Loyola School exists as part of a 450-year-old tradition of Jesuit education across the world. Indeed a Jesuit education, which has Christ at its center, has never been more important than in the context of the 21st century.
A Jesuit education at Loyola School is based on the cultivation of strong and respectful relationships and Cura Personalis, the care for each individual across all of their dimensions. It is an education of the heart, head and hands.
In a world that seems to become more individualistic by the day and where the whole concept of relationship has shifted seismically due to the ‘globalization of superficiality’, as Father Nicolas the former Superior General of the Society of Jesus describes it, we must challenge each other ‘to become academically excellent, open to growth, religious, loving, and committed to doing justice’. To seek for greater meaning and depth in relationship, experience and ourselves. To look outward at the same time as looking in.

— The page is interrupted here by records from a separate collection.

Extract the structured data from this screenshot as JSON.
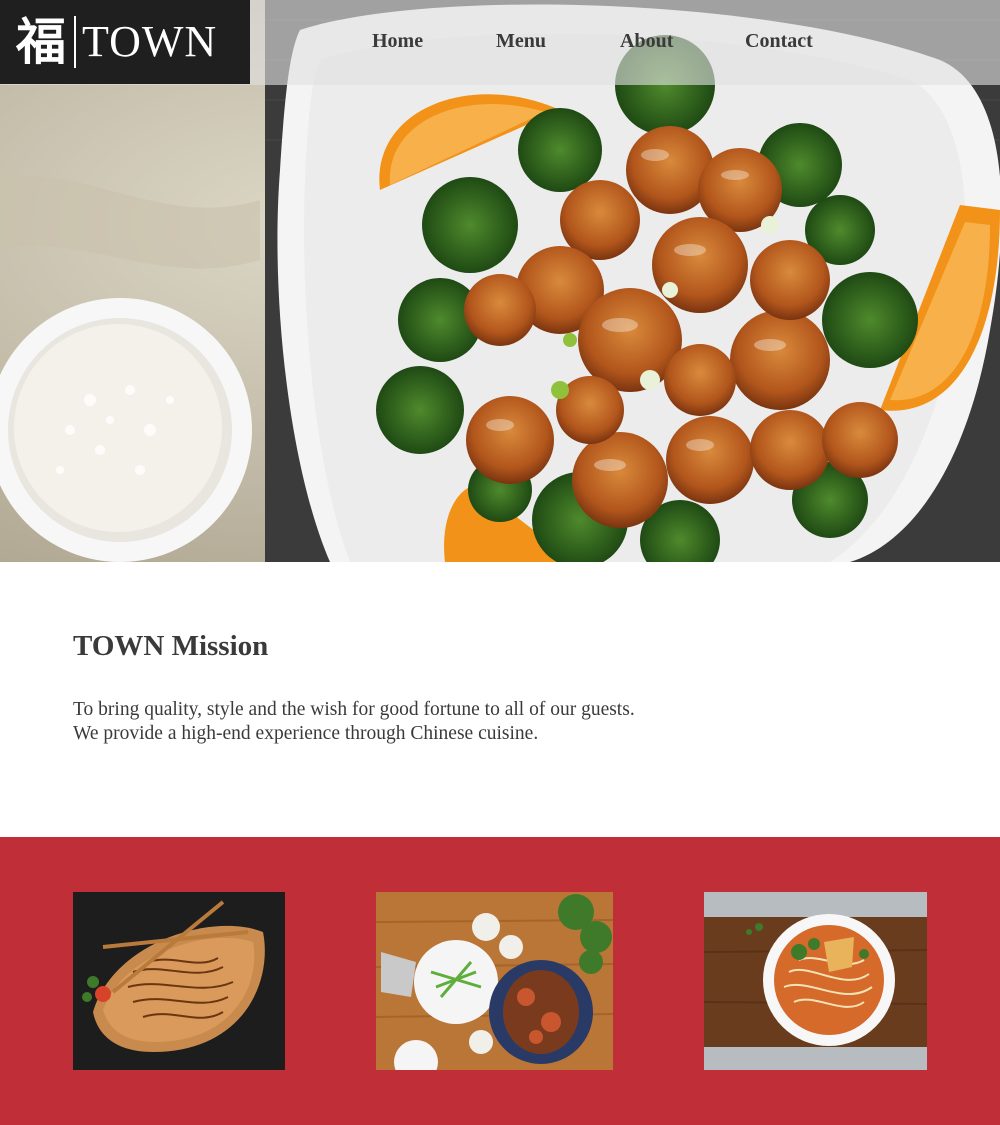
{
  "brand": {
    "logo_char": "福",
    "logo_text": "TOWN"
  },
  "nav": {
    "items": [
      "Home",
      "Menu",
      "About",
      "Contact"
    ]
  },
  "mission": {
    "title": "TOWN Mission",
    "line1": "To bring quality, style and the wish for good fortune to all of our guests.",
    "line2": "We provide a high-end experience through Chinese cuisine."
  },
  "colors": {
    "band": "#c02f37",
    "logo_bg": "#1f1f1f",
    "text": "#3a3a3a"
  },
  "gallery": [
    {
      "icon": "noodles-photo"
    },
    {
      "icon": "table-spread-photo"
    },
    {
      "icon": "noodle-soup-photo"
    }
  ]
}
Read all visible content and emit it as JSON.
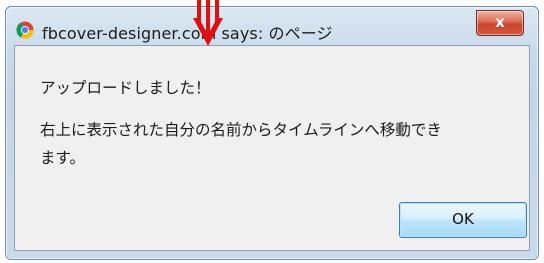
{
  "dialog": {
    "title": "fbcover-designer.com says: のページ",
    "message_lines": [
      "アップロードしました！",
      "右上に表示された自分の名前からタイムラインへ移動でき",
      "ます。"
    ],
    "ok_label": "OK",
    "close_label": "x"
  },
  "colors": {
    "annotation_arrow": "#e01010",
    "close_button": "#c8432a",
    "frame": "#c3d5e6"
  }
}
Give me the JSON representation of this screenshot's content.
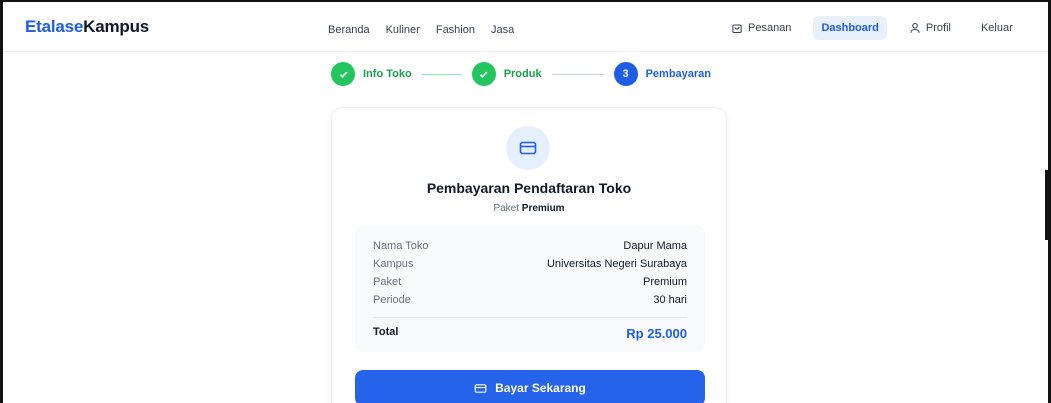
{
  "brand": {
    "part1": "Etalase",
    "part2": "Kampus",
    "accent_color": "#1d5ee8"
  },
  "nav": {
    "links": [
      "Beranda",
      "Kuliner",
      "Fashion",
      "Jasa"
    ],
    "pesanan": "Pesanan",
    "dashboard": "Dashboard",
    "profil": "Profil",
    "keluar": "Keluar"
  },
  "stepper": {
    "steps": [
      {
        "label": "Info Toko",
        "status": "done"
      },
      {
        "label": "Produk",
        "status": "done"
      },
      {
        "label": "Pembayaran",
        "status": "current",
        "number": "3"
      }
    ]
  },
  "card": {
    "icon": "credit-card-icon",
    "title": "Pembayaran Pendaftaran Toko",
    "subtitle_prefix": "Paket",
    "subtitle_package": "Premium",
    "summary": [
      {
        "key": "Nama Toko",
        "value": "Dapur Mama"
      },
      {
        "key": "Kampus",
        "value": "Universitas Negeri Surabaya"
      },
      {
        "key": "Paket",
        "value": "Premium"
      },
      {
        "key": "Periode",
        "value": "30 hari"
      }
    ],
    "total_label": "Total",
    "total_value": "Rp 25.000",
    "pay_button": "Bayar Sekarang"
  },
  "colors": {
    "primary": "#2563eb",
    "success": "#22c55e"
  }
}
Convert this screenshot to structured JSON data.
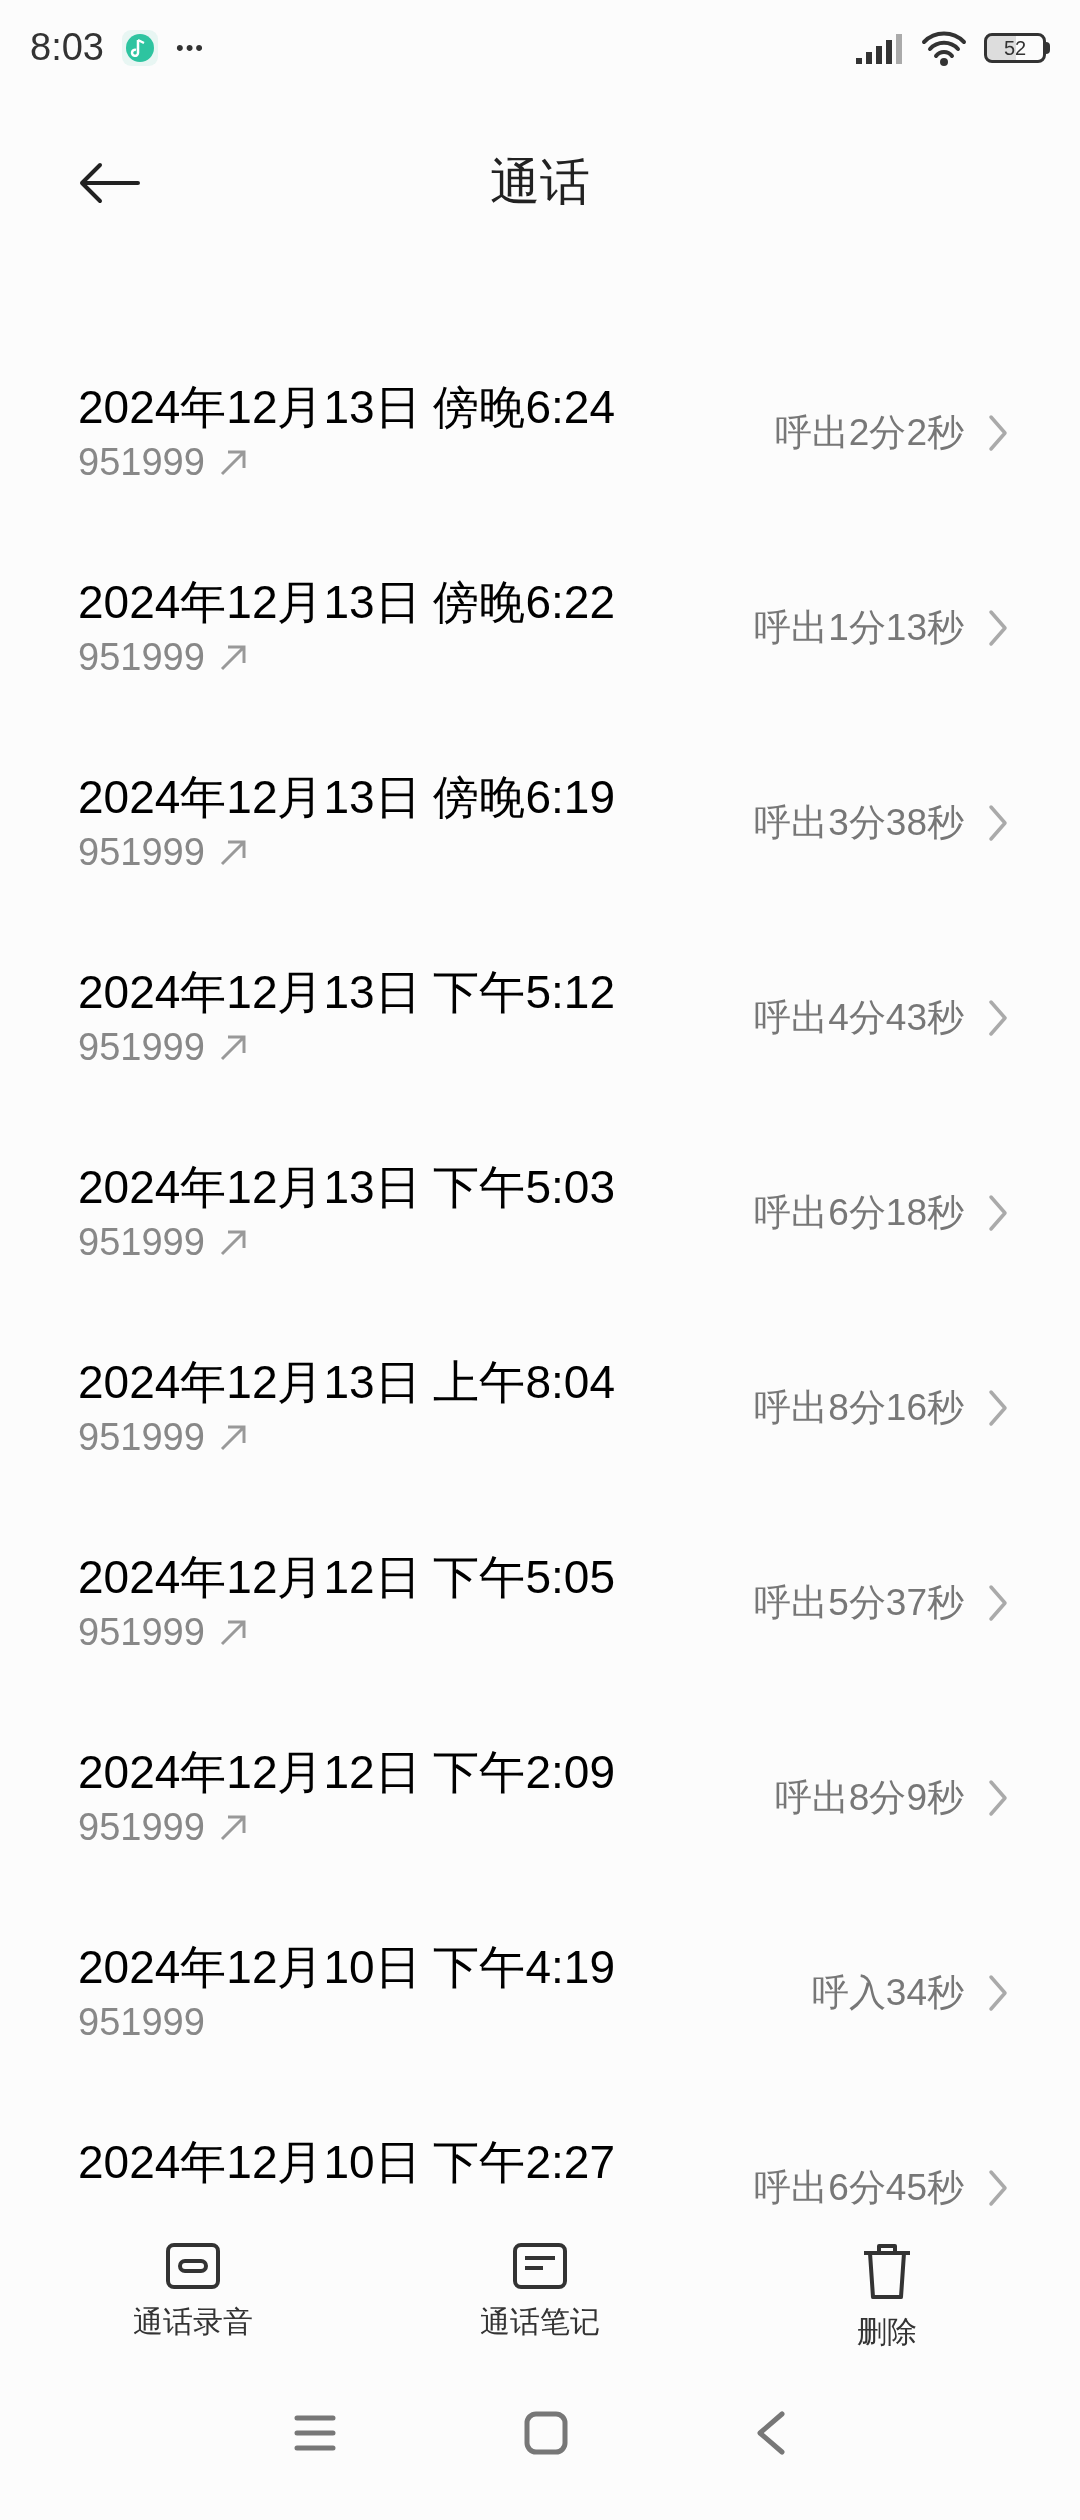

A Loyola education requires courage to be counter-cultural, in order to educate, form and transform our students into self-aware and responsible global citizens who, at their core, have a sense of responsibility that transcends themselves and a deep commitment to serve others for the greater glory of God. My hope and dream is that Loyola students become well rounded people of depth and faith who are discerning, reflective and committed to social justice.
It is an ambitious goal, but is one to which the Loyola community is deeply committed.